Tuesday, February 24, 2009

complexity part II.

A few weeks back when the economic stimulus package was being discussed, I had mentioned how complex economies, government, and social structures are. Yesterday, or the day before, I don't remember when exactly, I had another realization. Some might classify it as a panic attack, but I don't think so. If anything, it was one of those moments of anxiety when every part of your life seems to be crashing down and requiring something of you. Here in the Northeast, and probably around the rest of the US, we call that everyday life. I don't know exactly what I had to do or why I was so stressed about it.

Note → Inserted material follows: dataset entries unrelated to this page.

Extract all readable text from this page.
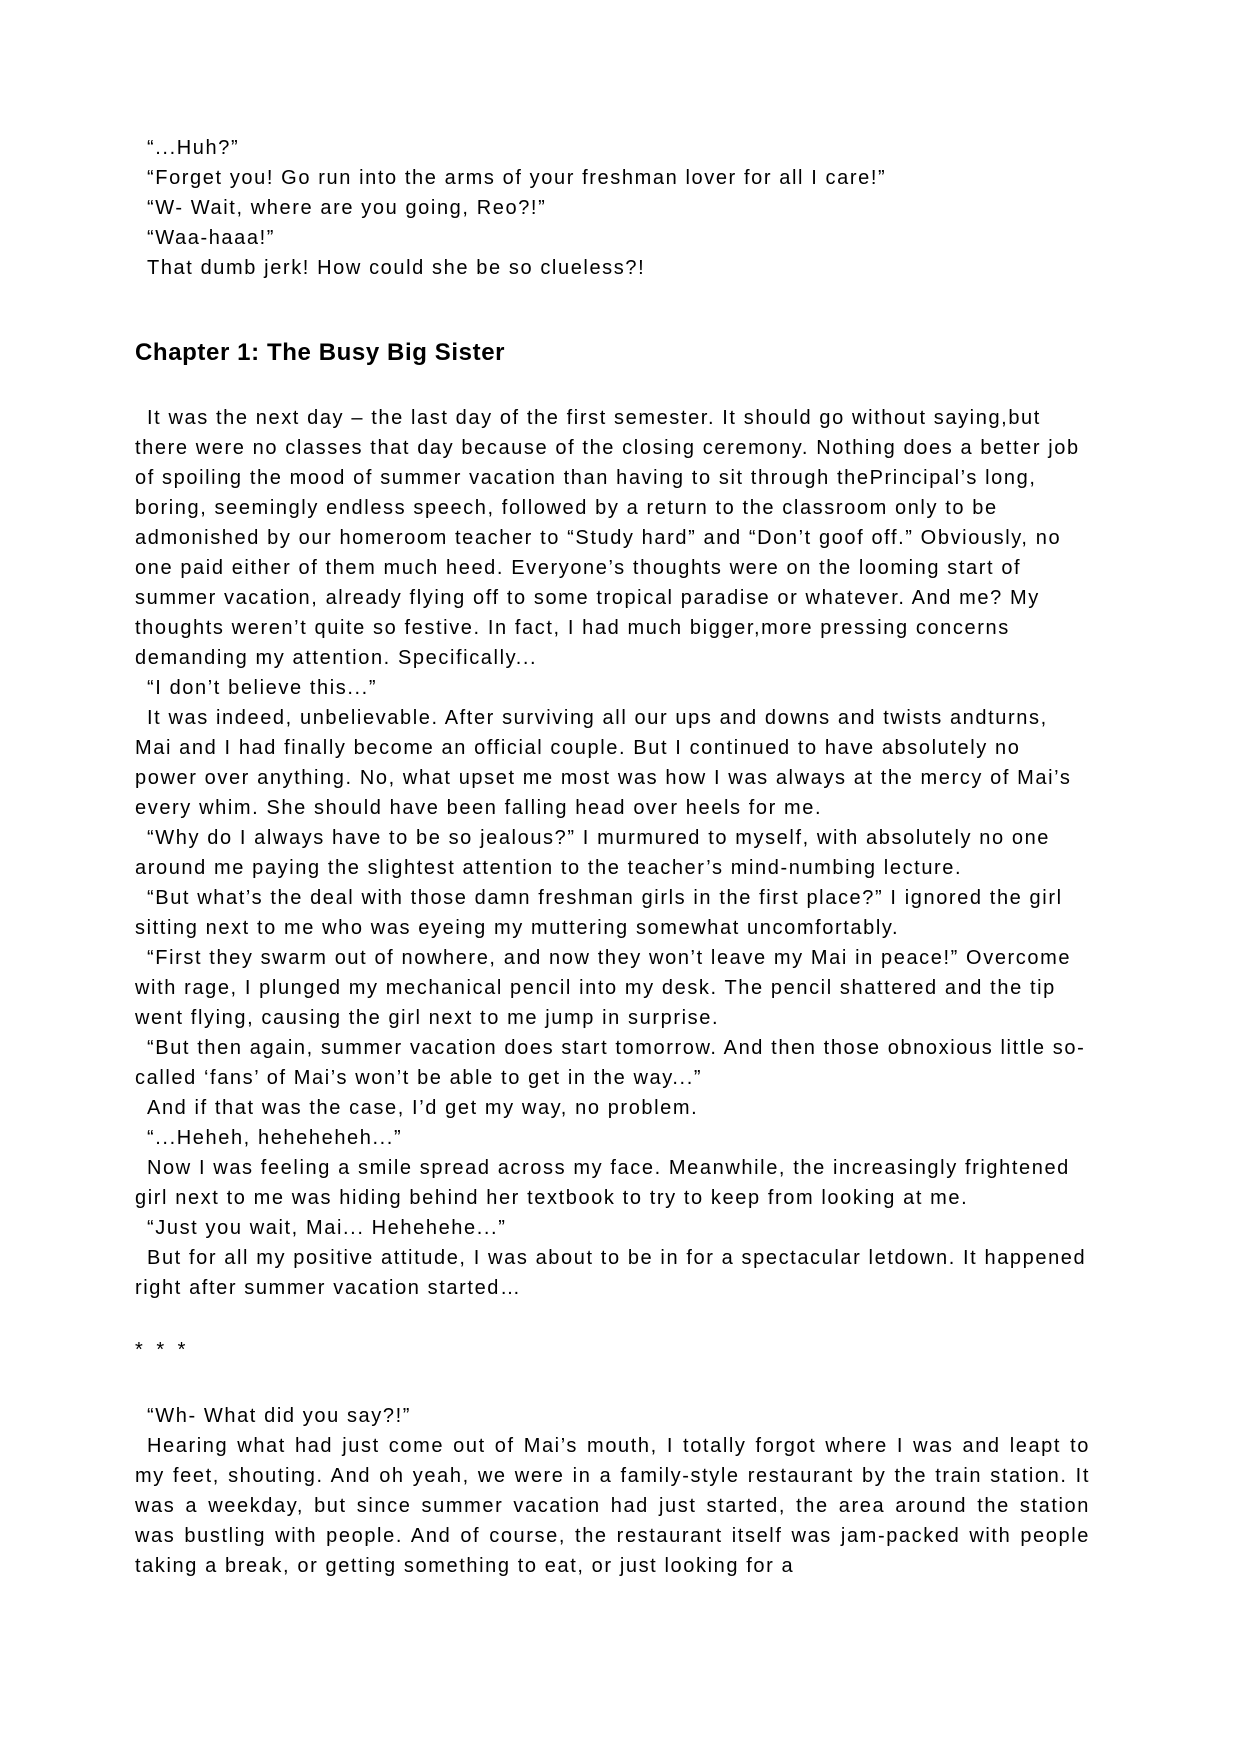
“...Huh?”

“Forget you! Go run into the arms of your freshman lover for all I care!”

“W- Wait, where are you going, Reo?!”

“Waa-haaa!”

That dumb jerk! How could she be so clueless?!

Chapter 1: The Busy Big Sister

It was the next day – the last day of the first semester. It should go without saying,but there were no classes that day because of the closing ceremony. Nothing does a better job of spoiling the mood of summer vacation than having to sit through thePrincipal’s long, boring, seemingly endless speech, followed by a return to the classroom only to be admonished by our homeroom teacher to “Study hard” and “Don’t goof off.” Obviously, no one paid either of them much heed. Everyone’s thoughts were on the looming start of summer vacation, already flying off to some tropical paradise or whatever. And me? My thoughts weren’t quite so festive. In fact, I had much bigger,more pressing concerns demanding my attention. Specifically...

“I don’t believe this...”

It was indeed, unbelievable. After surviving all our ups and downs and twists andturns, Mai and I had finally become an official couple. But I continued to have absolutely no power over anything. No, what upset me most was how I was always at the mercy of Mai’s every whim. She should have been falling head over heels for me.

“Why do I always have to be so jealous?” I murmured to myself, with absolutely no one around me paying the slightest attention to the teacher’s mind-numbing lecture.

“But what’s the deal with those damn freshman girls in the first place?” I ignored the girl sitting next to me who was eyeing my muttering somewhat uncomfortably.

“First they swarm out of nowhere, and now they won’t leave my Mai in peace!” Overcome with rage, I plunged my mechanical pencil into my desk. The pencil shattered and the tip went flying, causing the girl next to me jump in surprise.

“But then again, summer vacation does start tomorrow. And then those obnoxious little so-called ‘fans’ of Mai’s won’t be able to get in the way...”

And if that was the case, I’d get my way, no problem.

“...Heheh, heheheheh...”

Now I was feeling a smile spread across my face. Meanwhile, the increasingly frightened girl next to me was hiding behind her textbook to try to keep from looking at me.

“Just you wait, Mai... Hehehehe...”

But for all my positive attitude, I was about to be in for a spectacular letdown. It happened right after summer vacation started…

* * *

“Wh- What did you say?!”

Hearing what had just come out of Mai’s mouth, I totally forgot where I was and leapt to my feet, shouting. And oh yeah, we were in a family-style restaurant by the train station. It was a weekday, but since summer vacation had just started, the area around the station was bustling with people. And of course, the restaurant itself was jam-packed with people taking a break, or getting something to eat, or just looking for a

Perhaps it was seeing my mile long list of everything that I need to do with the house, work, Riverbend Community Church, Jonathan, Lindsey, seeing the needs of the yard, the neighborhood, the Lehigh Valley, the World and not knowing where to start, what to do next, or how to go about it.

At that moment, I just didn't want to do anything at all.

I think that is why we are told in the Bible to "Be still. And know that I am God." That is a very reassuring truth, with a very difficult practice. It's hard to be still, to not do anything, to stop thinking even for one minute. But we should. We are not told to be still because we shouldn't be productive, but rather because this is the way we stay sane, we keep our stress down, and even stay healthy. Our personal lives are more complex than they need to be, our work lives, our religion, even the gospel we make more complex than it actually is. Why? That I don't know. What I do know is that we need to find ways, as we live life together, to live simply, love genuinely, and act justly. We won't be able to start doing these things though, until we can "be still and know God." I should put that on my list of things to do.